Cette dernière considération est vraiment fondamentale: elle doit nous faire comprendre le sens de la parentalité. Qu’est-ce que c’est: être un parent? C’est donner, dans la conscience avertie et assumée que ce don n’appelle à aucun niveau le moindre retour. Il n’est pas question d’être récompensé par quoi que ce soit. On donne de soi à un autre être qui, en aucune manière n’est tenu à nous rendre « la pareille », laquelle en l’occurrence est absolument impossible. Etre parent c’est renoncer à la règle habituelle de l’échange du « donnant donnant ». On donne et puis, c’est tout, sans arrière pensée.

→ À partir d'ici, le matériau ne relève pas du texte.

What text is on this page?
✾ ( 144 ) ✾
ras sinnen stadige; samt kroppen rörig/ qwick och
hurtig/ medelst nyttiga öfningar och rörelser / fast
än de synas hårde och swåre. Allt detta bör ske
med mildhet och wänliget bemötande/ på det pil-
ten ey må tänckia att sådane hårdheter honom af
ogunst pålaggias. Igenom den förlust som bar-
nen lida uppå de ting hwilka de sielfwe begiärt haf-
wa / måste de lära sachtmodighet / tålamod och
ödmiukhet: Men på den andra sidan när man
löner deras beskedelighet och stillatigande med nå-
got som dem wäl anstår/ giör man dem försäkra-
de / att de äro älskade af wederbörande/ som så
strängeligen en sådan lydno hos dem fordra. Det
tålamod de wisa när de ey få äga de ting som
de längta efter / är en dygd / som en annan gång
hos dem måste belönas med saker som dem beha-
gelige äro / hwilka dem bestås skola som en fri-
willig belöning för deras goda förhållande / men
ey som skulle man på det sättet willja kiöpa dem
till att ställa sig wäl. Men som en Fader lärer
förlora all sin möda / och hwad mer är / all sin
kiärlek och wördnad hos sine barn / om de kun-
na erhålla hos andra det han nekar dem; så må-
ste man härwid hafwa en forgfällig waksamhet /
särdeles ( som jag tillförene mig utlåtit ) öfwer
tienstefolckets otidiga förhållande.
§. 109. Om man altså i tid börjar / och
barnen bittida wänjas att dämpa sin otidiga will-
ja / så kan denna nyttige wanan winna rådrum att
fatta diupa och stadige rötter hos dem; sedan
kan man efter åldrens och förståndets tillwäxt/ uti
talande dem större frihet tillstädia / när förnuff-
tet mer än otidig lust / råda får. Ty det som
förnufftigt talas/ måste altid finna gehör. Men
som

L’amour parental doit être donné, sans condition. En toute dernière analyse, il se trouve que ce don est à l’image exacte de ce qu’une vie « est » existentiellement, à savoir une pure et simple libération d’énergie gratuite dans une atmosphère où elle se perdra, diminuera, s’éteindra. Ce que l’on est seulement en droit d’espérer de cet exercice de la parentalité, c’est une forme de sagesse, un certain type de rapport qui nous situe dans l’exacte trajectoire de ce que vivre « est », à savoir donner de soi, « se dépenser », « s’effectuer » sans espoir de retour, ni même de gratitude. A bien des titres, cela ressemble à ce que Spinoza appelle de « la joie ». Vivre est bien en effet, une situation absolue mais pas au sens où nous devrions la produire aveuglément, plutôt parce que nous n’avons rien à en attendre. Vivre ne se mérite pas, cela se donne comme une réalité qui jamais ne nous a été « dûe ». Contrairement à une idée reçue, nous ne contractons aucune dette à l’égard de nos parents, nous ne leur « devons » rien. C’est une condition que l’on assume dans une entière verticalité et c’est précisément parce que l’on ne gagne rien à être parent que cette condition est paradoxalement si avantageuse en terme de sagesse de vie. Elle fait comprendre le sens de la vie au sens littéral du terme: donner sans recevoir, libérer sans contraindre, faire s’épanouir sans contrepartie. La maternité, c’est de l’héroïsme silencieux, du sacrifice sans ostentation, de l’humilité bien comprise qui ne s’affirme jamais.

           
Qu’une femme ne se sente pas prête pour acquérir ce type de sagesse est  plus que compréhensible si la grossesse n’a pas été désirée ou pire encore: si elle s’est déclarée dans un contexte de violence ou d’inconscience. Il n’est pas exclu que cette sagesse aurait pu être acquise dans le feu de cette action consistant à assumer malgré tout sa maternité, mais aucune question de société (puisque c’en est une) ne saurait légitiment être moins « idéologisée » que celle-ci. C’est pourquoi ce débat est aussi falsifié. La loi sur l’avortement ne fait que donner aux femmes une possibilité qu’elles n’avaient pas, donnant ainsi plus de poids encore au « choix d’être mère ». Etre parent est  une forme optimisée de relation à l’autre qui consiste à se porter garant de lui, à en répondre. C’est donc en effet une forme de responsabilité qui en aucune manière ne saurait être idéologiquement dictée et encore moins contrainte. Cela participe donc de l’ipséïté au sens donné par Paul Ricoeur à ce terme. On ne peut être soi qu’en se portant garant de l'autre et il existe une multitude de façon de répondre d’Autrui. La parentalité en est simplement une forme extrême qui, à ce titre, ne peut se concevoir sans un consentement radical. Il n’est donc pas défendable d’imposer la parentalité comme un impératif légal, moral ou religieux.